Cambridge HEART is launching a Sustainer Drive, with a goal to reach 25 new monthly donors by the end of October 2024.

Monthly donors help keep HEART accountable to our community. When we fund our own movements, we take back control.

Because monthly gifts are more reliable, they also allow us to budget ahead and be bolder in our planning. We can dream bigger when we know we have a steady stream of income all year.

Plus, if we reach our goal of 25 new donors, HEART gets an extra $2,500 donation, thanks to a match opportunity from the Resource Organizing Project!

Any amount helps us reach our goal. If you have $5 per month to spare, that makes a big difference. Help us reach our goal of 25 by choosing the “monthly” donation frequency option.

Imagining and creating community safety

What if there were an alternative to calling the police? What if that alternative was rooted in transformative and disability justice values and principles? What if responders were grounded in an ethic of care that is non-punitive and healing-centered?

These are the questions that have guided HEART’s everyday work. Envisioned by the community – from the ground up – HEART has built a program that values care, healing, community, transformative accountability and centers self-determination of those who are experiencing a crisis in our community.

HEART responds proactively and directly to community needs to prevent physical, emotional and verbal harm.
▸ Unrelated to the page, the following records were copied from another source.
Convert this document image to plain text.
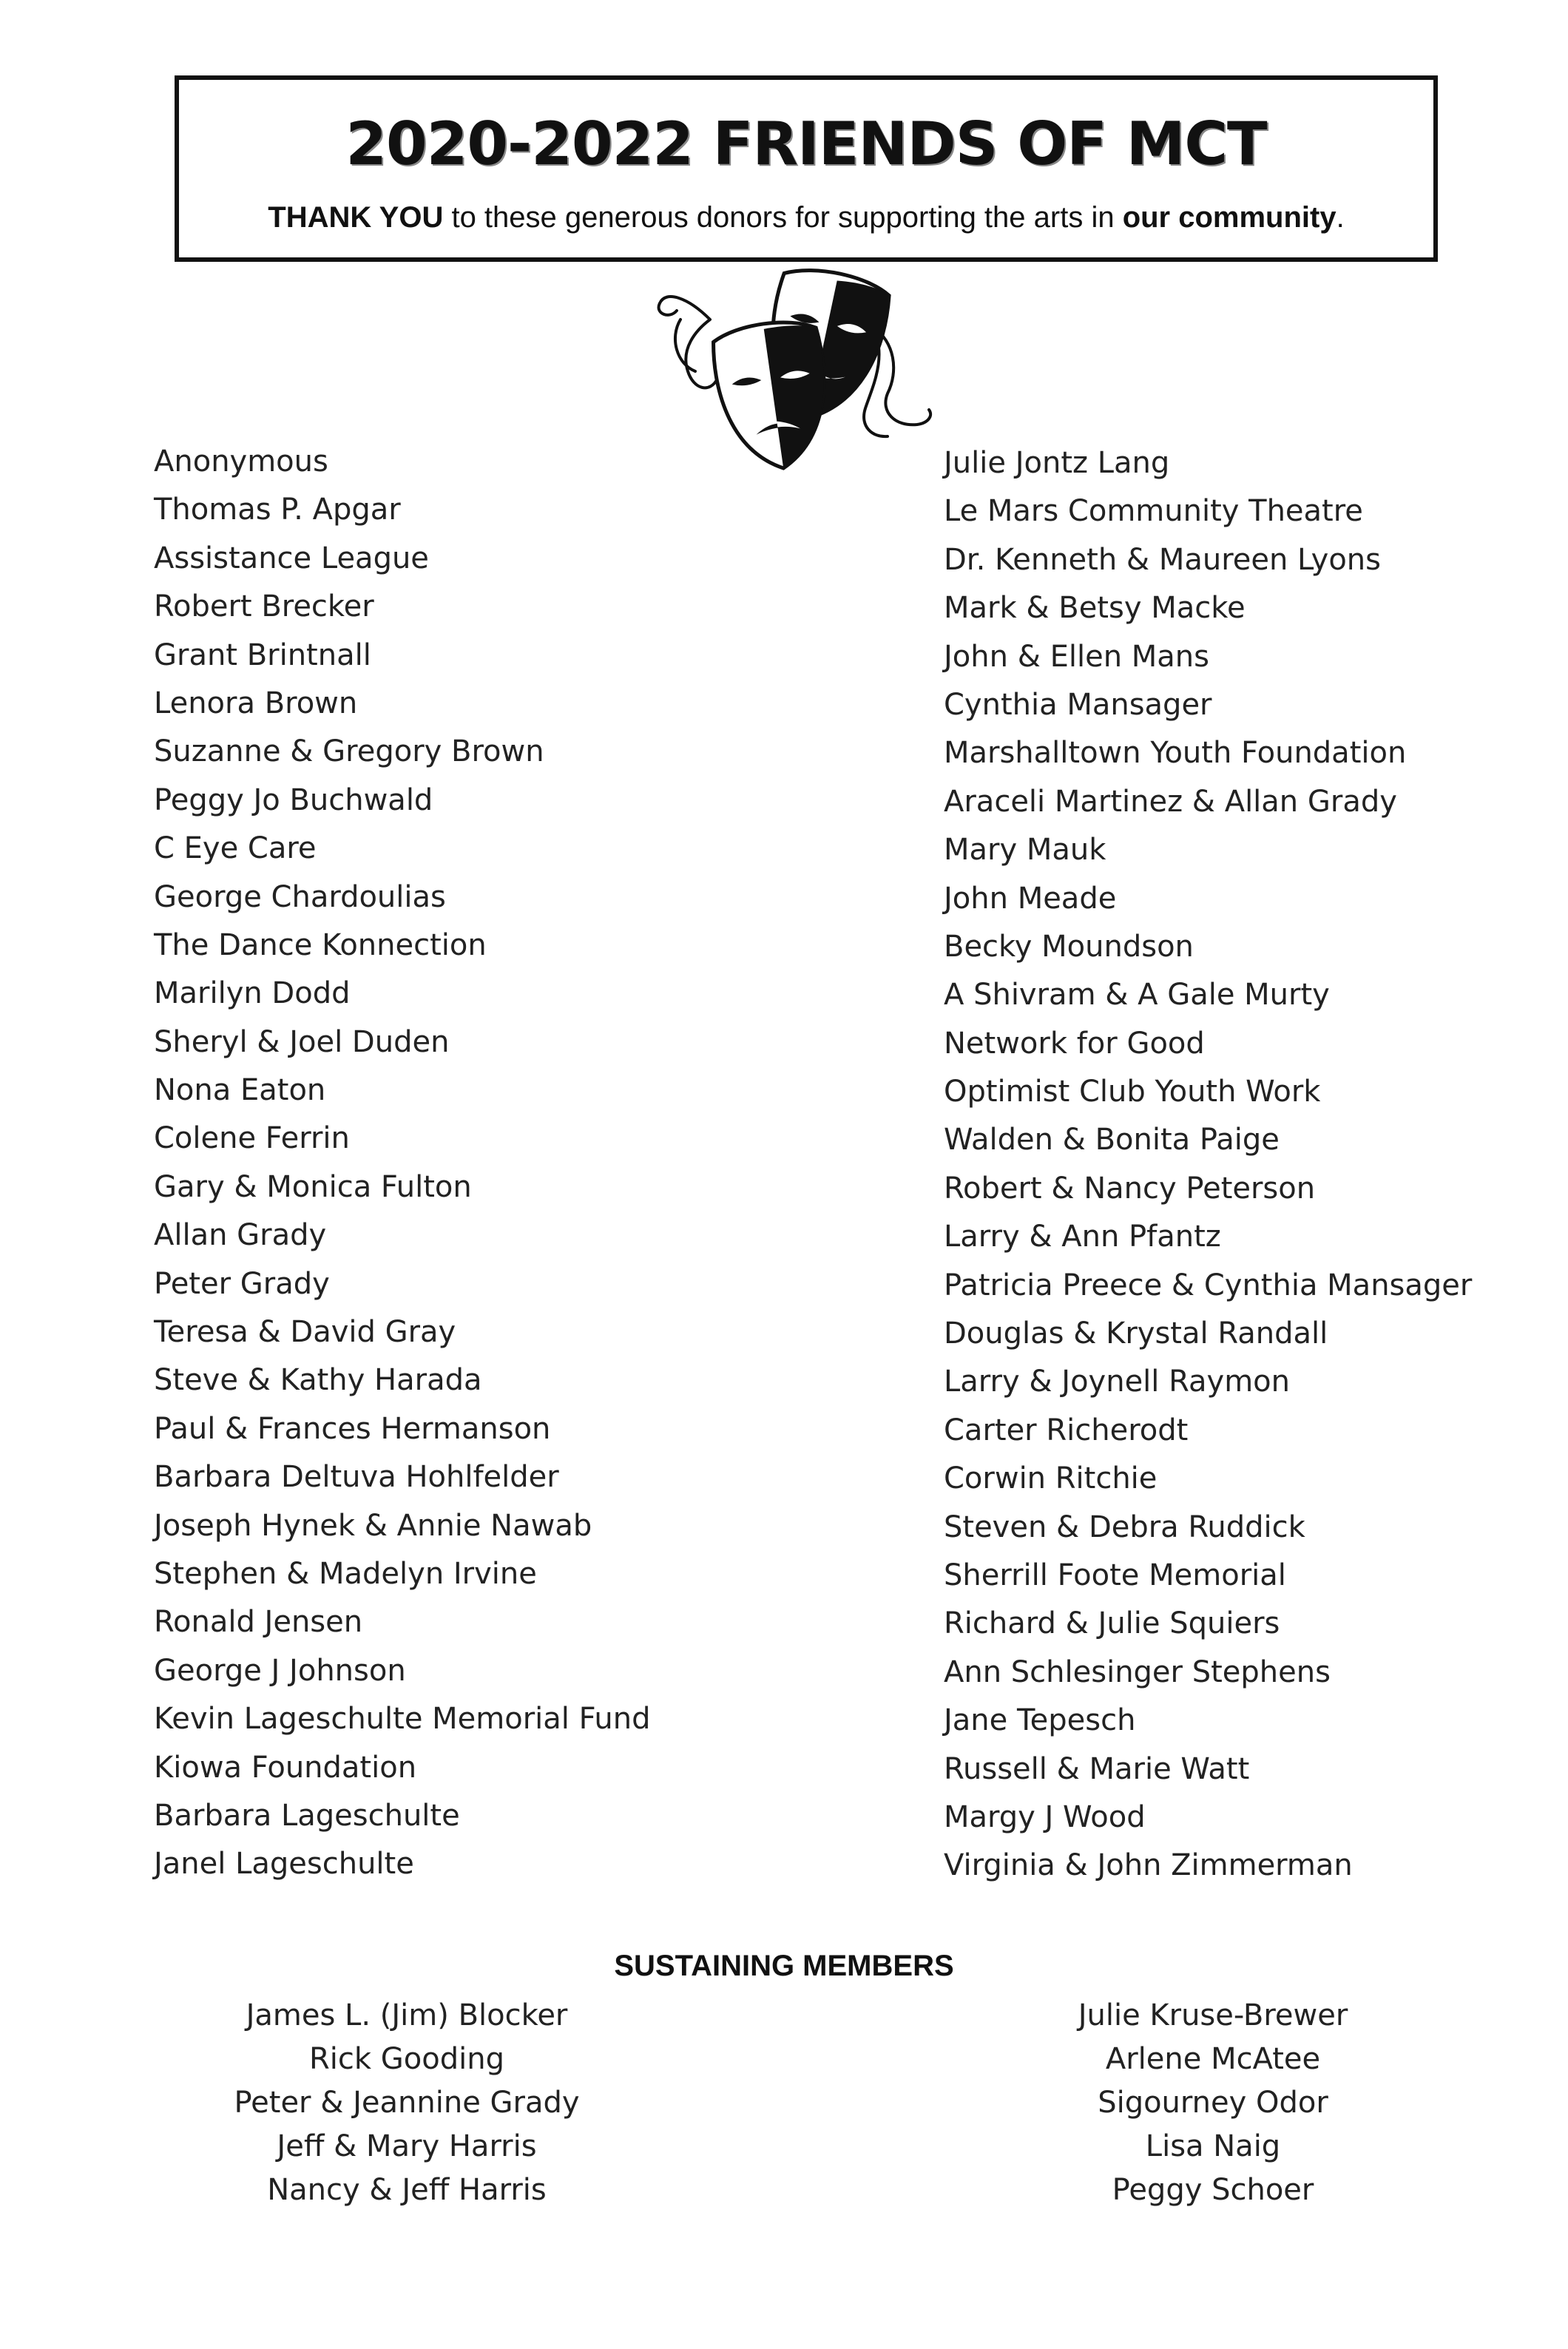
2020-2022 FRIENDS OF MCT
THANK YOU to these generous donors for supporting the arts in our community.
Anonymous
Thomas P. Apgar
Assistance League
Robert Brecker
Grant Brintnall
Lenora Brown
Suzanne & Gregory Brown
Peggy Jo Buchwald
C Eye Care
George Chardoulias
The Dance Konnection
Marilyn Dodd
Sheryl & Joel Duden
Nona Eaton
Colene Ferrin
Gary & Monica Fulton
Allan Grady
Peter Grady
Teresa & David Gray
Steve & Kathy Harada
Paul & Frances Hermanson
Barbara Deltuva Hohlfelder
Joseph Hynek & Annie Nawab
Stephen & Madelyn Irvine
Ronald Jensen
George J Johnson
Kevin Lageschulte Memorial Fund
Kiowa Foundation
Barbara Lageschulte
Janel Lageschulte
Julie Jontz Lang
Le Mars Community Theatre
Dr. Kenneth & Maureen Lyons
Mark & Betsy Macke
John & Ellen Mans
Cynthia Mansager
Marshalltown Youth Foundation
Araceli Martinez & Allan Grady
Mary Mauk
John Meade
Becky Moundson
A Shivram & A Gale Murty
Network for Good
Optimist Club Youth Work
Walden & Bonita Paige
Robert & Nancy Peterson
Larry & Ann Pfantz
Patricia Preece & Cynthia Mansager
Douglas & Krystal Randall
Larry & Joynell Raymon
Carter Richerodt
Corwin Ritchie
Steven & Debra Ruddick
Sherrill Foote Memorial
Richard & Julie Squiers
Ann Schlesinger Stephens
Jane Tepesch
Russell & Marie Watt
Margy J Wood
Virginia & John Zimmerman
SUSTAINING MEMBERS
James L. (Jim) Blocker
Rick Gooding
Peter & Jeannine Grady
Jeff & Mary Harris
Nancy & Jeff Harris
Julie Kruse-Brewer
Arlene McAtee
Sigourney Odor
Lisa Naig
Peggy Schoer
HEART is designed to explicitly serve those who are un- and under-served by existing public safety systems.

We’ve all heard stories of how the police have failed communities. How about a model that builds community in times of crisis instead of creating more trauma?

Specific examples of HEART in action include:

  • A woman who was the victim of coercive and financial domestic violence was contemplating suicide because she didn’t know how she was going to pay the bills. She didn’t know that there are services, like the Margaret Fuller House, that help people pay their arrears. We heard this story and supported her with financial resources and housing support through mutual aid. We also connected her to long-term services.
  • A teenage mother contacted HEART because she lost her mother, who was her only source of support. Grieving and overwhelmed by the demands of taking care of her baby and the logistics that come with the death of a loved one, she was in need of social, emotional, financial, and logistical support. HEART helped her with paperwork needed to stay in her home, and arranged for immediate material aid including clothes, diapers, formula, and a grocery store gift card. HEART also arranged for ongoing community support check-ins and connected her with ongoing mutual aid.